El verano ha llegado a los contenedores y la basura hiede. Junio viene caliente y se irá ardiendo según los meteorólogos. Javier Sardá entrevista en profundidad, como estrella catódica, a un sobrino del yerno de Franco al que llaman Pocholo. Mientras tanto, no se habla de otra cosa que de la compraventa de parlamentarios, de los llamados tránsfugas, de los corruptos (mucho) y de los corruptores (algo menos). ¿Quién tiene más delito: el corruptor o el que se deja corromper? ¿Qué es peor, corromper o ser corrompido? Parece el argumento de un debate amañado de la televisión. Telebasura y política-basura. Basura, al fin y al cabo, que el calor descompone. Para la corrupción nada hay mejor que un invierno perpetuo. Las dictaduras, aunque sean caribeñas, actúan como sarcófagos polares, como congeladores moscovitas. La democracia huele, pero al menos se puede respirar. No sé si es un consuelo.

El calor -prosigamos- nos arrebata el juicio, nos escurre la escasa lucidez que nos queda. Con el calor se suda, se desbarra y se mata. El aire acondicionado puede ser una buena solución, pero no está al alcance de todos todo el rato. Otra buena solución son los libros. No libros refrescantes como los que proponen los grandes almacenes para llevarse con la colchoneta y la crema solar. Otra clase de libros.

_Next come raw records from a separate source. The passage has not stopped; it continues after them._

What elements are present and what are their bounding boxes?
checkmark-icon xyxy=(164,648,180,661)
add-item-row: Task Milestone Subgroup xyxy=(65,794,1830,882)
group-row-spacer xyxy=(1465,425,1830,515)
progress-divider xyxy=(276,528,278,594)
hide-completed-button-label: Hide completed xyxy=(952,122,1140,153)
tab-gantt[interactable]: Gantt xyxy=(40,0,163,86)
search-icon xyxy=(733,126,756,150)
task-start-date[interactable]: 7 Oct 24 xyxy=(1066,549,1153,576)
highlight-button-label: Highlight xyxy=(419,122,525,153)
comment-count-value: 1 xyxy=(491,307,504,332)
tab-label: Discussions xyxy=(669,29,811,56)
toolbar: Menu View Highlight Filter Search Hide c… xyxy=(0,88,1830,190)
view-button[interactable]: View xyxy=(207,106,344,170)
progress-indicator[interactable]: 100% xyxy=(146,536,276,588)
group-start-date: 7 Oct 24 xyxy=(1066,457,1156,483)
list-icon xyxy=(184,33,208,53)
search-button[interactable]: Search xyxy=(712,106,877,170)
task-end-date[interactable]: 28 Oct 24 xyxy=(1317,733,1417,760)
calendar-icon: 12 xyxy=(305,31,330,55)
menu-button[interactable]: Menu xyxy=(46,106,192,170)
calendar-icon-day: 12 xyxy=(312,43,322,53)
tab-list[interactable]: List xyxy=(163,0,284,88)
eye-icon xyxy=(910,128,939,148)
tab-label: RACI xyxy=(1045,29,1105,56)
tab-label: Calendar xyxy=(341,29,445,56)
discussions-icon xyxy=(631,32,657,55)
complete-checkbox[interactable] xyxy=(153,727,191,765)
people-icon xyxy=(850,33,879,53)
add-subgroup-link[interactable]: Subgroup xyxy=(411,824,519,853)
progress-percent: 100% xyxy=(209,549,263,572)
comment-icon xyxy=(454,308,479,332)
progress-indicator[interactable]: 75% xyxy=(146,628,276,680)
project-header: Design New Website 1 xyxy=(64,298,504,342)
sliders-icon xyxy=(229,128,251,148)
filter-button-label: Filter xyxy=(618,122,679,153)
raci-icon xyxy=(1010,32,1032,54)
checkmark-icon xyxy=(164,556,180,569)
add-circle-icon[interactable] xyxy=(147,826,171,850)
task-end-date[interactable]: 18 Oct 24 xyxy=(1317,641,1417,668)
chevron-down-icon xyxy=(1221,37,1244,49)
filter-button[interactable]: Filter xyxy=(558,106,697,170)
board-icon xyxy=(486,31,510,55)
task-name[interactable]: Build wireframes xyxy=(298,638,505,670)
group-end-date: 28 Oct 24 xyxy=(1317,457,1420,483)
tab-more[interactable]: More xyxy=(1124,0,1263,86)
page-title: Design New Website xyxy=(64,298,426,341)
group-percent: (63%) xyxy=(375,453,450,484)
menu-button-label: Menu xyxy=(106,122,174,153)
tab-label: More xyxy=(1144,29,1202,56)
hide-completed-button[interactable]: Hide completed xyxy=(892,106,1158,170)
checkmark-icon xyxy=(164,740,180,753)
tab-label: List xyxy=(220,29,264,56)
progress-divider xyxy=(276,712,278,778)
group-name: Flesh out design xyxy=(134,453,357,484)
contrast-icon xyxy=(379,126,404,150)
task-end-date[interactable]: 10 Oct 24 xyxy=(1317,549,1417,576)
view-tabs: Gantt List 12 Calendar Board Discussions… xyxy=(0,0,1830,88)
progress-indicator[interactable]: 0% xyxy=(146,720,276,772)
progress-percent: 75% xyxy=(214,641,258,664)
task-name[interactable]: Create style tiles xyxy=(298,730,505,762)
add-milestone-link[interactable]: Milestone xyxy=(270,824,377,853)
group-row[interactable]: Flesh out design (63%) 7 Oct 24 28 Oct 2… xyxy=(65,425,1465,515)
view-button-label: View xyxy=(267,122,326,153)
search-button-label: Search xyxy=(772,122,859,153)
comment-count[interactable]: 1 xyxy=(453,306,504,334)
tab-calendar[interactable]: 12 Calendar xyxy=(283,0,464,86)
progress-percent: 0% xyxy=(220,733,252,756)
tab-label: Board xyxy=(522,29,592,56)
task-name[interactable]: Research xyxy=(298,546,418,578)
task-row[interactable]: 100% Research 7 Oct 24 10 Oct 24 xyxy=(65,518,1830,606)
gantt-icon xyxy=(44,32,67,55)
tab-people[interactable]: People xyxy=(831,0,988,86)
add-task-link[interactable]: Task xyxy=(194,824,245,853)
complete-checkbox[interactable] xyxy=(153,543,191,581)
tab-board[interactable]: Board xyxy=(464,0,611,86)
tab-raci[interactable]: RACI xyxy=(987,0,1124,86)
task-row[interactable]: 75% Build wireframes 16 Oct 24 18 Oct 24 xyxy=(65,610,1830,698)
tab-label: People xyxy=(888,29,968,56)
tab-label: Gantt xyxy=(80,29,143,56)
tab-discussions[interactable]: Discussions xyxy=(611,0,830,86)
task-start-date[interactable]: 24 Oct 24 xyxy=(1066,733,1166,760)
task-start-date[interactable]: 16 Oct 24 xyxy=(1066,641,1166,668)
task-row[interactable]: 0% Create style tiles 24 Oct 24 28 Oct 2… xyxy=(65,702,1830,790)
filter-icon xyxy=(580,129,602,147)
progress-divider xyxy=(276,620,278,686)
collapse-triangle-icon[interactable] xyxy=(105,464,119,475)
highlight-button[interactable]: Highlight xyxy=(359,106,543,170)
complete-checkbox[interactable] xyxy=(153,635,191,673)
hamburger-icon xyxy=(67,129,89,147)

Libros contra el efecto nocivo del calor, como lo último de Noam Chomski, Dos horas de lucidez (conversaciones con Denis Robert y Weronika Zarachowicz). Quizás esté anticuado para algunos. Se le ha llamado desde antisemita hasta fascista de izquierdas. Los neoliberales le profesan un odio sarraceno. Es verdad que Noam Chomski ha sido convertido, contra su voluntad, en una especie de gurú progresista. Seguramente algunas de sus ideas han sido rebatidas por el tiempo, pero la mayoría conservan su vigencia, me temo. Él ha reflexionado como nadie sobre el papel que juegan los intelectuales y los medios de comunicación en las democracias occidentales. "Hay que desviar a las masas hacia objetivos inofensivos", ha escrito, "utilizando la gigantesca propaganda orquestada por el mundo empresarial (norteamericano en un 50%), que destina unas sumas y una energía enormes a convertir a las personas en consumidores atomizados y en dóciles instrumentos de producción".

"Debemos educar al pueblo para que no nos salte al cuello", decía Ralph Waldo Emerson en el siglo XIX. Es lo que Chomski pone en evidencia con total lucidez. Cuando las sociedades se democratizan, "cuando la coerción deja de ser un instrumento de control y de marginación fácil de aplicar, entonces, de forma natural, las elites recurren a la propaganda". Es la hora de Pocholo y de Sardá, la de la prensa del corazón, las novelas de usar y tirar, los bibelots de Koons y la música-chicle. La información -lo habíamos olvidado- es en primer lugar un valor comercial. Chomski denuncia con claridad y desparpajo el opaco poder de la banca, la oligarquía financiera, los intereses económicos que obligan a recurrir a la guerra antes que a la diplomacia...

Para algunos es un impertinente. Nada más pertinente, sin embargo, que sus impertinencias.